Debugging Memory Exceptions in Java - Part I

It's been about a year since I published a post. From First Sunday of Advent:

I'll try to post a daily update; hopefully, a new generative piece everyday explaining the logic behind the engineering decisions and what I've learned.

Hahahahaha. Abort, Retry, Fail? (Don't be surprised to see this as a future blog post title 👀). Anywho, you know what they say, don't publicize your goals. Hopefully, this upcoming year, I'll be more honest to myself, but in my defense, I have spent the year accruing a long list of potential blog ideas; the first idea being an elementary post-mortem analysis and presentation of how I debug memory exceptions in Java.

Introduction

My goal is to deliver a brief presentation of how I debug Java memory exceptions in my local environment. I am not going to scrutinize production-grade tools (e.g. YourKit Java Profiler, New Relic, or Java Flight Recorder), though some tools may be used to fix production issues. Essentially, I want to provide some context around Java memory exceptions in terms of how I first encountered and had to debug a problem in my application, the routes explored and tools used to inspect and identify the memory exceptions, and suggestions for mitigating future issues. With any luck, the reader should get a glimpse and a curiosity for how memory works in Java and the tools available so that they'll be able to prevent memory exceptions or find and fix any memory leak errors that may occur.

Table of Contents

Context

I won't go into the business purpose of the application, from here on out referred to as "KnowledgeDB", from which I had to debug memory exceptions due to legal reasons. Better safe than really, really sorry. However, KnowledgeDB is primarily a monolith backed by Spring Boot with a React frontend hosted on RHEL7 instances and supported by Kubernetes (that was a mouthful). Unfortunately, KnowledgeDB would come crashing down every couple months. Our team would wake up in the morning to a couple emails that our application's Spring Boot services were unresponsive. Luckily for us, our frontend was geared to display an error when data retrieval failed, so all our team had to do was restart the Kubernetes pod hosting our backend services.

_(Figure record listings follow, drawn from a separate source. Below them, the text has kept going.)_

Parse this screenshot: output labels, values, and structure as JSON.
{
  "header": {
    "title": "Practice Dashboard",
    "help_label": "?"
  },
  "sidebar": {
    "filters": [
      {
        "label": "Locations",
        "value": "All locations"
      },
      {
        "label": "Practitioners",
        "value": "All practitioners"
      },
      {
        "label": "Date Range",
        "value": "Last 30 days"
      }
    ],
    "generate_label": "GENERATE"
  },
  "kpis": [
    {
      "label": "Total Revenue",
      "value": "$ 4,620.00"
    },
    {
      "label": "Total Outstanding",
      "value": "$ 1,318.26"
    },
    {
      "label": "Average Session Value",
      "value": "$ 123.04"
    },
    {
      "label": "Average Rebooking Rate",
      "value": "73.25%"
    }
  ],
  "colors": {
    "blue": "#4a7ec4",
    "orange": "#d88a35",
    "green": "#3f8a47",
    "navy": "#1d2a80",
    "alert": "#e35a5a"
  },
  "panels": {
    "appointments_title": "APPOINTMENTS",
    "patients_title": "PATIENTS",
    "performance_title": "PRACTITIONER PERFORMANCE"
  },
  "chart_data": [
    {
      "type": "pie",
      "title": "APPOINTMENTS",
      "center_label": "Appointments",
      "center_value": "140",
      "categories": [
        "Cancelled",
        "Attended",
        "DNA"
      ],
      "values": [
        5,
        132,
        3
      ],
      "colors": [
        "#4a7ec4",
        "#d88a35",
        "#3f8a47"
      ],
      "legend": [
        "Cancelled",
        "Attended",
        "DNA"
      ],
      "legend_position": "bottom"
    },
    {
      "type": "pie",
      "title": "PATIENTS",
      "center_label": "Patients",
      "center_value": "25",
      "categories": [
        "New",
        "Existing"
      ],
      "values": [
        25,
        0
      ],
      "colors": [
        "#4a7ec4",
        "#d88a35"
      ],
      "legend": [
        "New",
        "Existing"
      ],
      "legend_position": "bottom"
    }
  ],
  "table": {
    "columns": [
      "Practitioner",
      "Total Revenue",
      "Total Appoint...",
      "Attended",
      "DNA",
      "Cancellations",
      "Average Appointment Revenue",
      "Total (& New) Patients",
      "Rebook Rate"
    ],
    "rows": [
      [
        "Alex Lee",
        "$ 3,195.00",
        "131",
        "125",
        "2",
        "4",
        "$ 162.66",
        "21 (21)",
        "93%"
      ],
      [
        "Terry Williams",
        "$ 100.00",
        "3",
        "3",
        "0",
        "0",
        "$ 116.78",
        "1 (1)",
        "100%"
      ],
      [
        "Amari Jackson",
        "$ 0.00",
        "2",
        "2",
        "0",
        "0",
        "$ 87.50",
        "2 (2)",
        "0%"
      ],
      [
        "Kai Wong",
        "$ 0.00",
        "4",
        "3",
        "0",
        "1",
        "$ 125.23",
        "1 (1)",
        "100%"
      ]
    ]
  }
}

To avoid further embarrasment and lost value, we wanted to make sure that we understood why our application's services crashed every two to three months. Without understanding the fundamental problem, memory usage stability is not guaranteed and the services will crash eventually.

Identifying the Problem

Before I delve into KnowledgeDB's specific problem, it is worthwile to take a step back and produce a plan of attack. Listed below are a sequence of questions that may help when investigating a memory leak so that we're not shuffling around like headless chickens:

Questions to Ask

  1. Do I have a memory leak?
  2. Which classes are leaking?
  3. What is keeping these objects alive (an instance in the application)?
  4. Where is it leaking from, or where in the code are these objects created and/or assigned?

Hunting Down the Memory Leak

After inspecting the logs, the stacktrace seemed standard: Exception in thread <thread_name>: java.lang.OutOfMemoryError: Java heap space

Usually, the error is thrown when there is insufficient space to allocate an object in the Java heap. In this case, the garbage collector (GC) cannot make space available to accommodate a new object, and the heap cannot be expanded further. 1

Our initial observations were clear: the exception occurred periodically, around two to three months, and the issue was NOT behavior driven (i.e. if users went to a certain web page or performed a certain operation, the application would halt and catch fire). KnowledgeDB seemed to work as expected until its breaking point. Since our application lived on Kubernetes pods that were not brought down, we hypothesized that our long-lived application may be unintentially holding references to objects which were unable to be garbage-collected, a memory leak.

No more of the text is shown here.